We use the awesome Logster to display our error logs on all Discourse sites in the /logs
path.
In many cases we noticed “log floods” that do not get notified. Log floods are strong indicators that stuff is seriously shape.
-
Perhaps anonymous has zero access to your site
-
The job queue might be completely broken
-
You may have a plugin that makes certain pages on the site not work
-
And more
As it stands as an administrator these failure modes could be in-progress and you could remain completely oblivious of them happening.
To help take care of this issue we would like to add some extensions to Logster and Discourse to notify us of a ticking
Logster extensions
- Add internal tracking for “warnings/errors/fatal in last N seconds”, allow for multiple tracking modes, default is none.
Last N seconds needs to be bucketed somehow, this is how I would implement this which is more or less correct.
Logster.store.track_event_rate([:warning], 1.minute)
Logster.store.track_event_rate([:warning,:error], 1.hour)
num_events = Logster.store.lookup_event_rate([:warning], 1.minute)
# Possibly, concurrency is really hard here (possibly a v2 thing):
# The tricky thing is that you don't want to be going crazy and flooding the message bus
# each time people add 1 to an already exceeded count
# You would only fire this event once every 1.minute max (or something like that)
Logster.store.on_event_rate_exceeded([:warning], 1.minute) do |rate|
MessageBus.publish("/error_rate", "OH NO #{rate}")
end
Bucketing counts in Redis
Say we are trying to track number warnings in last minute simplified example:
- Get my current “seconds since epoch” > value is say 601.
- Divide this number by “number of tracking buckets” which will be “6”: we get 100
- INCR “TRACKING_100”
- If INCR returns 1, be sure to expire the key in 70 seconds
- At any point we can get our “errors per second” by grabbing the values of “TRACKING_100” + “TRACKING_99” etc.
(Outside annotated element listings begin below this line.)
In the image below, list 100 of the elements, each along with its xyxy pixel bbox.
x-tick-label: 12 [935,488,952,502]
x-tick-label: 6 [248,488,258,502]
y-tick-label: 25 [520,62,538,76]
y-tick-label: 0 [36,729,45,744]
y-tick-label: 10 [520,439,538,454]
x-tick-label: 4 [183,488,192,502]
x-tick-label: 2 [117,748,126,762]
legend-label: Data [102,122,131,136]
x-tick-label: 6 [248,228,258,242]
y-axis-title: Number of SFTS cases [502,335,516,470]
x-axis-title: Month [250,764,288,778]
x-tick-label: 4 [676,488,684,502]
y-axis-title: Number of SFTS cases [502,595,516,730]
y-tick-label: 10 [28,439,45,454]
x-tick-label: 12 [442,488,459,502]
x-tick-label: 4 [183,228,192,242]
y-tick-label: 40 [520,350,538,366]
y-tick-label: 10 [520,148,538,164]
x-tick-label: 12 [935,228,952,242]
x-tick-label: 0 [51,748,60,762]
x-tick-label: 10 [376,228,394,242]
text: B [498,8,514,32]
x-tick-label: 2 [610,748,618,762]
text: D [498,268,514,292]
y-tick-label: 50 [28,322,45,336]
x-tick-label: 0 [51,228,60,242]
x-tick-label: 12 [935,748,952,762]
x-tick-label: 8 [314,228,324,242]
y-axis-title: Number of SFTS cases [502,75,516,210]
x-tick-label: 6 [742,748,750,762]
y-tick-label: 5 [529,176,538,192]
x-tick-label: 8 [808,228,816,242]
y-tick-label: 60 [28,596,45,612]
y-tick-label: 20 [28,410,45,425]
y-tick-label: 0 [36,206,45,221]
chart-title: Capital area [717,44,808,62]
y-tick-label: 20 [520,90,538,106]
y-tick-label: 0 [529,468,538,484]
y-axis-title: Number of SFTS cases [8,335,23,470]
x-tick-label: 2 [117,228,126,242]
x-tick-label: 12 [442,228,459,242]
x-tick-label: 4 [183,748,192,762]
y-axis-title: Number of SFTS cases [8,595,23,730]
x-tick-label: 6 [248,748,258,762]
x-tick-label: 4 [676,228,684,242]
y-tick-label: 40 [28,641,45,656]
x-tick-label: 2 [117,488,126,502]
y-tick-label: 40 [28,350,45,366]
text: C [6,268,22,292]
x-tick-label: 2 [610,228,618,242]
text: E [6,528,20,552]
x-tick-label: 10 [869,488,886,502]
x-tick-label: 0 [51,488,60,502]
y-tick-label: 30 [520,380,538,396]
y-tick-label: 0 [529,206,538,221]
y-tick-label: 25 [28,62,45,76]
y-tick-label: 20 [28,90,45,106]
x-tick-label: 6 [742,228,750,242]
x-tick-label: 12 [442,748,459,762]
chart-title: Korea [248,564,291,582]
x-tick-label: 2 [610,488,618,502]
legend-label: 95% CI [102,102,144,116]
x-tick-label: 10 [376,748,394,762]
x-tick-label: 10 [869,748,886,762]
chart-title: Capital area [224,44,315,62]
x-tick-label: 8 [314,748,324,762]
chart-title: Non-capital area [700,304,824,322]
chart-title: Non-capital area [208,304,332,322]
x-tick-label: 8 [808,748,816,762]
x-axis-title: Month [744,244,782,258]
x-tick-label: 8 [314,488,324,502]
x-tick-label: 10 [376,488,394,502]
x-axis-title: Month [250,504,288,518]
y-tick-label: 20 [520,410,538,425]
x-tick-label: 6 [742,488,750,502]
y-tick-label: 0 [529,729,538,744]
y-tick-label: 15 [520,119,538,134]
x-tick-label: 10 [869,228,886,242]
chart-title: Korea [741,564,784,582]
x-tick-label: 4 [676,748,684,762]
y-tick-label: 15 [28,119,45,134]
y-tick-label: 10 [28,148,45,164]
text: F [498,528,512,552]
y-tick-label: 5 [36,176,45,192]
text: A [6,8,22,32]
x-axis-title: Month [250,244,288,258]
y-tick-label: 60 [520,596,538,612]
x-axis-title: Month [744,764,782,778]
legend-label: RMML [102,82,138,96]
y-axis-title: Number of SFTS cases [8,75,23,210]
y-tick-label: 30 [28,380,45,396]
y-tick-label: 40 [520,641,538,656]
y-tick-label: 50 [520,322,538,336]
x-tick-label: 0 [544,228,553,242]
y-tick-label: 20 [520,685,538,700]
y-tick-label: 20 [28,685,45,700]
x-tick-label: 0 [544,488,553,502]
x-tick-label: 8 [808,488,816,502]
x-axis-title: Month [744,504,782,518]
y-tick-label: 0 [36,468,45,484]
- We can use LUA here to make it all an atomic operation, that way you call a routine to increment and it gives you the current rate. (totally happy for this feature to depend on redis having lua going)
Discourse extensions
On Discourse side we need a simple site settings for:
alert_admins_if_errors_per_minute
alert_admins_if_errors_per_hour
Then treat warnings/errors/fatal all as errors (so track an aggregate)
If the rate is exceeded use this kind of screen to notify admins in the same spot we use for this:
Ideally the earlier we notify the better, but really depends on the logster implementation.
At any point an admin can click X and make it go away for a minute, to come back again if it exceeds the rate again.